New tunnels creating a vital roadway link under the Suez Canal provide SCCT access to the previously inaccessible lucrative Egyptian market. The transhipment facility is now looking to elevate its status in the region as a dual hub, offering a new gateway proposition to customers
THE Suez Canal Container Terminal, located on the eastern side of Egypt’s Port Said, has long been established as one of the key transhipment hubs in the east Mediterranean, serving as a vital stopover for east-west cargoes transiting the famous waterway that bears its name.
However, SCCT is reinventing itself as a dual hub, or hybrid facility, off the back of a landmark infrastructure project that looks set to be a game changer for the terminal and its customers.
The Egyptian government recently opened a series of road tunnels underneath the Suez Canal, including two near Port Said, as one of the main projects under its wider ‘Egypt Vision 2030’ initiative to boost economic growth in the country.
The tunnels have created vital links between the east’s sparsely populated Sinai Peninsula and Egypt’s industrial heartland and capital Cairo in the west.
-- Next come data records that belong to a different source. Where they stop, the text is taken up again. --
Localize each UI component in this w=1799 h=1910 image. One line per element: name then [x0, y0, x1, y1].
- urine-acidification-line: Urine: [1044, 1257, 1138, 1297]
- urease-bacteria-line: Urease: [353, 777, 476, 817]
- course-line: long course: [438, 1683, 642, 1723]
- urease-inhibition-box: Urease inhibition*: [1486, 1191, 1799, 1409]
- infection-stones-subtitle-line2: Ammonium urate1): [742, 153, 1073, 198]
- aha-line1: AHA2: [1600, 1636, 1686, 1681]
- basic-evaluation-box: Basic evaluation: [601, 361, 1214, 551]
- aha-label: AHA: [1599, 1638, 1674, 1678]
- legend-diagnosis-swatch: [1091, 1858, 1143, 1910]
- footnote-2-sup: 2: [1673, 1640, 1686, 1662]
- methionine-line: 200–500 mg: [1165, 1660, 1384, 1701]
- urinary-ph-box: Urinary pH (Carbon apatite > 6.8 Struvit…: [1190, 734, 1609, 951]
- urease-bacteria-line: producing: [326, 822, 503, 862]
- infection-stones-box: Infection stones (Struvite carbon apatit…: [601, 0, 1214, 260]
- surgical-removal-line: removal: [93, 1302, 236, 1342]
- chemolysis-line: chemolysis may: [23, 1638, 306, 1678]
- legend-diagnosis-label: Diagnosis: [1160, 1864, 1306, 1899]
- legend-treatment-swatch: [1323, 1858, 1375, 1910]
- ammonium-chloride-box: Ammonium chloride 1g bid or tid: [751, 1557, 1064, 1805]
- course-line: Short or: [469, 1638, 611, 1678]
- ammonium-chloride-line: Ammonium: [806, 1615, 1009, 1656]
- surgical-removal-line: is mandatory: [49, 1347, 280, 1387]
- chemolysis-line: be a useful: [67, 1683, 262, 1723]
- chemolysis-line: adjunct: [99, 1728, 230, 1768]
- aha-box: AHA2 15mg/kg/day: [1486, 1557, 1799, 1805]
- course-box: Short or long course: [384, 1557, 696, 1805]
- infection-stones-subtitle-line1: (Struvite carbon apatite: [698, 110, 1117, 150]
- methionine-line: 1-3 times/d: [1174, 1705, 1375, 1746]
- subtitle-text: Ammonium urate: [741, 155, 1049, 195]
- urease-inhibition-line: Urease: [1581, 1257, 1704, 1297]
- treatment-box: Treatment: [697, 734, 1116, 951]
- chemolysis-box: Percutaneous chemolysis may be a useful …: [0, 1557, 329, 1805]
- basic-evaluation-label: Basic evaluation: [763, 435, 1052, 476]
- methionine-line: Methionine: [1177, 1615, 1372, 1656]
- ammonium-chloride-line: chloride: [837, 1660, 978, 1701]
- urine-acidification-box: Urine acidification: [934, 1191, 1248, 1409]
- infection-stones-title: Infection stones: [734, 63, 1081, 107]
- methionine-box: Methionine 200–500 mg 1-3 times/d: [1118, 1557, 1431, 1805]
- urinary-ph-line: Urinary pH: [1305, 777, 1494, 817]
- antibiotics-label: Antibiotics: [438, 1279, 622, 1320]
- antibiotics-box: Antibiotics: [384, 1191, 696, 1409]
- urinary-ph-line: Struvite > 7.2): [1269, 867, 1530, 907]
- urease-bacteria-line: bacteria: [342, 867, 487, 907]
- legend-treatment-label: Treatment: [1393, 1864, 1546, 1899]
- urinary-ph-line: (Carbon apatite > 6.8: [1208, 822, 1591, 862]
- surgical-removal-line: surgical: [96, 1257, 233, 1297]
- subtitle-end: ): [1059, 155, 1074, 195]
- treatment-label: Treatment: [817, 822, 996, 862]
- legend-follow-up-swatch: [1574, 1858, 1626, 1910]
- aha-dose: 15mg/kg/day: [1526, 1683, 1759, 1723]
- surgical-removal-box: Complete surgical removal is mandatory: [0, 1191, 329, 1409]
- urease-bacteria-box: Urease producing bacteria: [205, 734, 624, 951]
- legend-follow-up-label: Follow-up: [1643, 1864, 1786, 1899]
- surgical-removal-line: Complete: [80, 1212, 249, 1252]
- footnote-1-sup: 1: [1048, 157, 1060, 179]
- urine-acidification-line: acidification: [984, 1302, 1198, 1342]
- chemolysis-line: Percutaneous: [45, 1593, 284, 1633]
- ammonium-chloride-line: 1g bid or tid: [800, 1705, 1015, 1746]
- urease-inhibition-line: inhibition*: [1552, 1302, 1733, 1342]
Journeys that previously took hours — or even days — can now be completed in a matter of minutes, and 24/7.
For SCCT, located on the eastern side of the canal, this provides a newfound opportunity to tap into a lucrative and previously inaccessible market, according to its chief executive, Lars Vang Christensen.
“We are now extremely well connected to all the key industrial areas in and around Cairo — so as well as being a transhipment hub, we are now positioned as a key gateway for Egypt,” he says.
“More importantly from a customer perspective, they can actually leverage on both of these options by having a hybrid service.”
The option of handling gateway cargoes adds to an already impressive offering to customers utilising SCCT.
Not only does the modern terminal boast one of the highest levels of crane productivity in the whole Mediterranean, deepwater berths catering for the largest containerships on the water, ample yard space and long quay walls — but it also requires only minimal deviation for lines transiting the Suez Canal. In this case, the terminal is literally a stone’s throw away from the key trade route.
“When convoys travel through the canal, we can just bring ships out or phase them directly into the convoy,” explains Mr Christensen.
In terms of numbers, SCCT is already reaping the rewards of its unrivalled regional proposition.
The Port Said terminal has witnessed a 20% year-on-year hike in total port liftings over the past two years — and, more significantly, a 65% jump in gateway traffic in the past 12 months. This increase is even more impressive, considering this has come amid a global pandemic.
With SCCT majority owned by global port operator APM Terminals — which has more than 70 terminals under its portfolio, including a significant number handling predominately gateway cargoes — Mr Christensen says this has helped to smooth its transition into a hybrid port.
“Their expertise has been invaluable,” he says.
He expects annual throughput numbers to continue their upward trajectory as more and more customers take advantage of SCCT’s enhanced inland links.
This goes to explain why SCCT has also embarked on a significant investment programme to upgrade terminal equipment, costing more than $60m, in preparation for an influx of cargo.
Everything is in place for SCCT to become a regional hub to envy all its rivals.